Это было сложно… Или, все же, нет? Может, Сталин его просто проверяет на ум, сообразительность, волю?
– Это правильно, когда речь идет о ситуации, где воля руководителя должна решать и развивать общую ситуацию, товарищ Сталин. Когда речь идет о поиске, о вариантах осознания какого-либо явления, каждое мнение бывает важным, интересным и полезным.
– Вы предлагаете разчленить понятие «ситуация» и понятие «явление»? Да вы философ, как я погляжу, – он немного откинулся на свой стул и негромко рассмеялся. Тут же Блюмкин попробовал ему вторить. Сталин повернулся к нему. – А вот товарищ Блюмкин, кажется, не склонен обдумывать явления вкупе со своими сотрудниками. Он сразу же предлагает все учитывать по своему выбору. И даже докладывает при этом начальству, возможно, чтобы кто-нибудь не украл у него возможность воплощать решение. Верно, товарищ Блюмкин?

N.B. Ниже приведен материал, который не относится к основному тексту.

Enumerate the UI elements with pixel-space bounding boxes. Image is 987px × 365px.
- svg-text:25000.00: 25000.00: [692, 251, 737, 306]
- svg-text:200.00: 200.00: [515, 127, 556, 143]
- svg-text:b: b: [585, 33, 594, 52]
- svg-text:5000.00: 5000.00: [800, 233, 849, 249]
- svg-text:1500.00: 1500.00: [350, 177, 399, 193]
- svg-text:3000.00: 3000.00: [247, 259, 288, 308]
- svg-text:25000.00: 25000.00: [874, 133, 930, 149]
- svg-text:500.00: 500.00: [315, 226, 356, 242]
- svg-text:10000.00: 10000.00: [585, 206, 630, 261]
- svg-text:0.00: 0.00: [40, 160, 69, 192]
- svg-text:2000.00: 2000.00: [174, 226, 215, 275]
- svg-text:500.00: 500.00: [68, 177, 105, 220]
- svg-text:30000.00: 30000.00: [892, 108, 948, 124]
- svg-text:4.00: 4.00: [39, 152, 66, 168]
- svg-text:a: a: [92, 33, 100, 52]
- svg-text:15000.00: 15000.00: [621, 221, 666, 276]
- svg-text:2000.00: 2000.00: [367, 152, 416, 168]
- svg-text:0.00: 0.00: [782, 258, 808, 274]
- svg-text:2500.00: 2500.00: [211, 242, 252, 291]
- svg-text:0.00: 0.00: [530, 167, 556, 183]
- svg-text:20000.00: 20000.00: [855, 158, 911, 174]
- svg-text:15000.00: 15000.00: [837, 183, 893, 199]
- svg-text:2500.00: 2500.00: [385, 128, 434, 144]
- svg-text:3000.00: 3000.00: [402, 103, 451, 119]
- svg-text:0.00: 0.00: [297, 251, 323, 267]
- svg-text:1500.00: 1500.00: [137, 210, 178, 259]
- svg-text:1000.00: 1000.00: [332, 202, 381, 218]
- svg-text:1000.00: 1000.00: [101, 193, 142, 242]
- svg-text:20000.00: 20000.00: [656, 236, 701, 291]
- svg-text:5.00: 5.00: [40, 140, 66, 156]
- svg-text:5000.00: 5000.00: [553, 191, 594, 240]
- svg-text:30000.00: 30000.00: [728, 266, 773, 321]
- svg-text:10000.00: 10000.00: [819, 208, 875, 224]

– Конечно, товарищ Сталин. Вот только…
– Вы же должны знать, Рыжов, что товарищ Блюмкин у нас даже на Тибет отправился, чтобы найти там… Что-то там интересное такое найти. Ходил далеко и долго, а вот привез с собой мало. Поэтому мы и решили узнать, может быть, вы тоже не вполне понимаете ту ценность работы по выбранной вами теме, которую вам предоставили партия и советский народ?
– Это я понимаю. – И снова, как уже было, у Рыжова закралось сомнение, что так можно говорить с вождем. Слишком небрежно, как-то легковесно прозвучал его ответ, словно он отмахивался от высказанного им соображения, словно вождь мог говорить какие-то банальности… по мнению Рыжова. – Только тему я не выбирал, товарищ Сталин. В двадцатом году мне приказали, и я стал этим заниматься. – Он позволил себе улыбнуться. – Лишь потом увлекся, и понял всю важность наших изучений. Ведь если мы не выработаем к ним правильного отношения, возможны искривления в их понимании простыми людьми.